Głosowanie nad zmianą formatu Ligi Mistrzów, które pierwotnie planowano na środę, zostało przełożone na 19 kwietnia - poinformowała Europejska Unia Piłkarska (UEFA). Jak wyjaśniono, potrzeba jeszcze czasu na dokończenie trwających dyskusji o reformie rozgrywek. Nowe reguły, które zdaniem BBC "na 99 procent zostaną przyjęte", będą obowiązywać od sezonu 2024/25.
Prace nad nowym systemem najbardziej prestiżowych rozgrywek klubowych na Starym Kontynencie trwały prawie dwa lata.
Po zmianach w Champions League zwiększy się liczba uczestników - z 32 do 36. Nie będzie już jednak podziału na grupy, zamiast tego wszystkie zespoły trafią do jednej, wspólnej tabeli.
Każda drużyna rozegra spotkania z 10 rywalami, których wyłoni losowanie.
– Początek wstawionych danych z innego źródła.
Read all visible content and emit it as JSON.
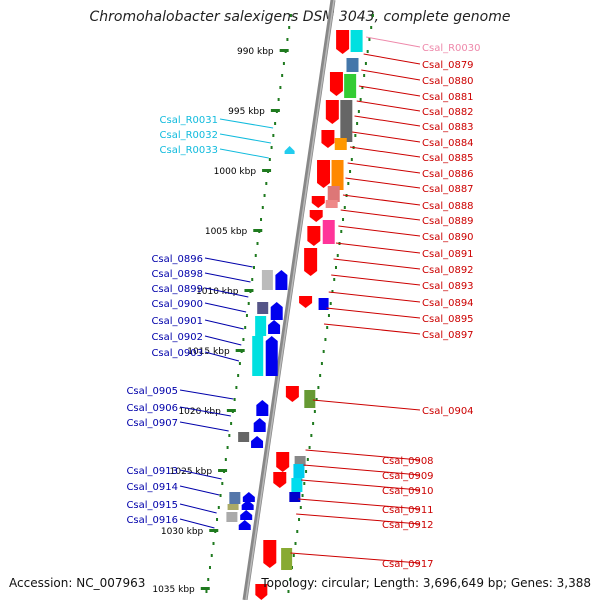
{
  "title": "Chromohalobacter salexigens DSM 3043, complete genome",
  "footer": {
    "accession": "Accession: NC_007963",
    "topology": "Topology: circular; Length: 3,696,649 bp; Genes: 3,388"
  },
  "colors": {
    "backbone": "#888888",
    "tick": "#1f7a1f",
    "forward_gene": "#ff0000",
    "reverse_gene": "#0000ee",
    "rna": "#22ccee",
    "label_forward": "#cc0000",
    "label_reverse": "#0000aa",
    "label_rna": "#11bbdd",
    "label_pseudo": "#ee88aa"
  },
  "kbp_ticks": [
    "990 kbp",
    "995 kbp",
    "1000 kbp",
    "1005 kbp",
    "1010 kbp",
    "1015 kbp",
    "1020 kbp",
    "1025 kbp",
    "1030 kbp",
    "1035 kbp"
  ],
  "right_labels": [
    {
      "text": "Csal_R0030",
      "kind": "pseudo"
    },
    {
      "text": "Csal_0879",
      "kind": "forward"
    },
    {
      "text": "Csal_0880",
      "kind": "forward"
    },
    {
      "text": "Csal_0881",
      "kind": "forward"
    },
    {
      "text": "Csal_0882",
      "kind": "forward"
    },
    {
      "text": "Csal_0883",
      "kind": "forward"
    },
    {
      "text": "Csal_0884",
      "kind": "forward"
    },
    {
      "text": "Csal_0885",
      "kind": "forward"
    },
    {
      "text": "Csal_0886",
      "kind": "forward"
    },
    {
      "text": "Csal_0887",
      "kind": "forward"
    },
    {
      "text": "Csal_0888",
      "kind": "forward"
    },
    {
      "text": "Csal_0889",
      "kind": "forward"
    },
    {
      "text": "Csal_0890",
      "kind": "forward"
    },
    {
      "text": "Csal_0891",
      "kind": "forward"
    },
    {
      "text": "Csal_0892",
      "kind": "forward"
    },
    {
      "text": "Csal_0893",
      "kind": "forward"
    },
    {
      "text": "Csal_0894",
      "kind": "forward"
    },
    {
      "text": "Csal_0895",
      "kind": "forward"
    },
    {
      "text": "Csal_0897",
      "kind": "forward"
    },
    {
      "text": "Csal_0904",
      "kind": "forward"
    },
    {
      "text": "Csal_0908",
      "kind": "forward"
    },
    {
      "text": "Csal_0909",
      "kind": "forward"
    },
    {
      "text": "Csal_0910",
      "kind": "forward"
    },
    {
      "text": "Csal_0911",
      "kind": "forward"
    },
    {
      "text": "Csal_0912",
      "kind": "forward"
    },
    {
      "text": "Csal_0917",
      "kind": "forward"
    }
  ],
  "left_labels": [
    {
      "text": "Csal_R0031",
      "kind": "rna"
    },
    {
      "text": "Csal_R0032",
      "kind": "rna"
    },
    {
      "text": "Csal_R0033",
      "kind": "rna"
    },
    {
      "text": "Csal_0896",
      "kind": "reverse"
    },
    {
      "text": "Csal_0898",
      "kind": "reverse"
    },
    {
      "text": "Csal_0899",
      "kind": "reverse"
    },
    {
      "text": "Csal_0900",
      "kind": "reverse"
    },
    {
      "text": "Csal_0901",
      "kind": "reverse"
    },
    {
      "text": "Csal_0902",
      "kind": "reverse"
    },
    {
      "text": "Csal_0903",
      "kind": "reverse"
    },
    {
      "text": "Csal_0905",
      "kind": "reverse"
    },
    {
      "text": "Csal_0906",
      "kind": "reverse"
    },
    {
      "text": "Csal_0907",
      "kind": "reverse"
    },
    {
      "text": "Csal_0913",
      "kind": "reverse"
    },
    {
      "text": "Csal_0914",
      "kind": "reverse"
    },
    {
      "text": "Csal_0915",
      "kind": "reverse"
    },
    {
      "text": "Csal_0916",
      "kind": "reverse"
    }
  ]
}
Na podstawie liczby zdobytych punktów zostanie ustalona kolejność w tabeli. Osiem najlepszych zespołów zakwalifikuje się bezpośrednio do 1/8 finału, natomiast ekipy z miejsc 9-16 zmierzą się w barażach z rywalami z pozycji 17-24. Później, od 1/8 finału, faza play off będzie już identyczna z tą rozgrywaną obecnie - system mecz i rewanż, u siebie i na wyjeździe.
Zwiększy się zatem ogólna liczba meczów w sezonie LM. Obecnie finaliści rozgrywają sześć spotkań grupowych i po dwa w kolejnych rundach fazy pucharowej - łącznie 13 meczów. Nowe przepisy zakładają 10 spotkań "ligowych" i siedem w play offach (plus ewentualne dwa mecze barażowe).
To może budzić sprzeciwy klubów, które już teraz uskarżają się na zbyt duże obłożenie kalendarza. W 2019 roku z powodu kolizji terminów Liverpool wystawił drużynę rezerw na mecz Pucharu Ligi z Aston Villą, ponieważ pierwszy zespół rywalizował w tym samym czasie w klubowych mistrzostwach świata.
Kontrowersje budzi także zapis mówiący o dzikich kartach dla dwóch najlepszych klubów w rankingu, stworzonym na podstawie występów we wcześniejszych sezonach europejskich pucharów, które nie zakwalifikują się poprzez swoje ligi. Oznacza to, że z czterech nowych miejsc w formacie od 2024 roku, niższe ligi będą mogły liczyć de facto tylko na dwa.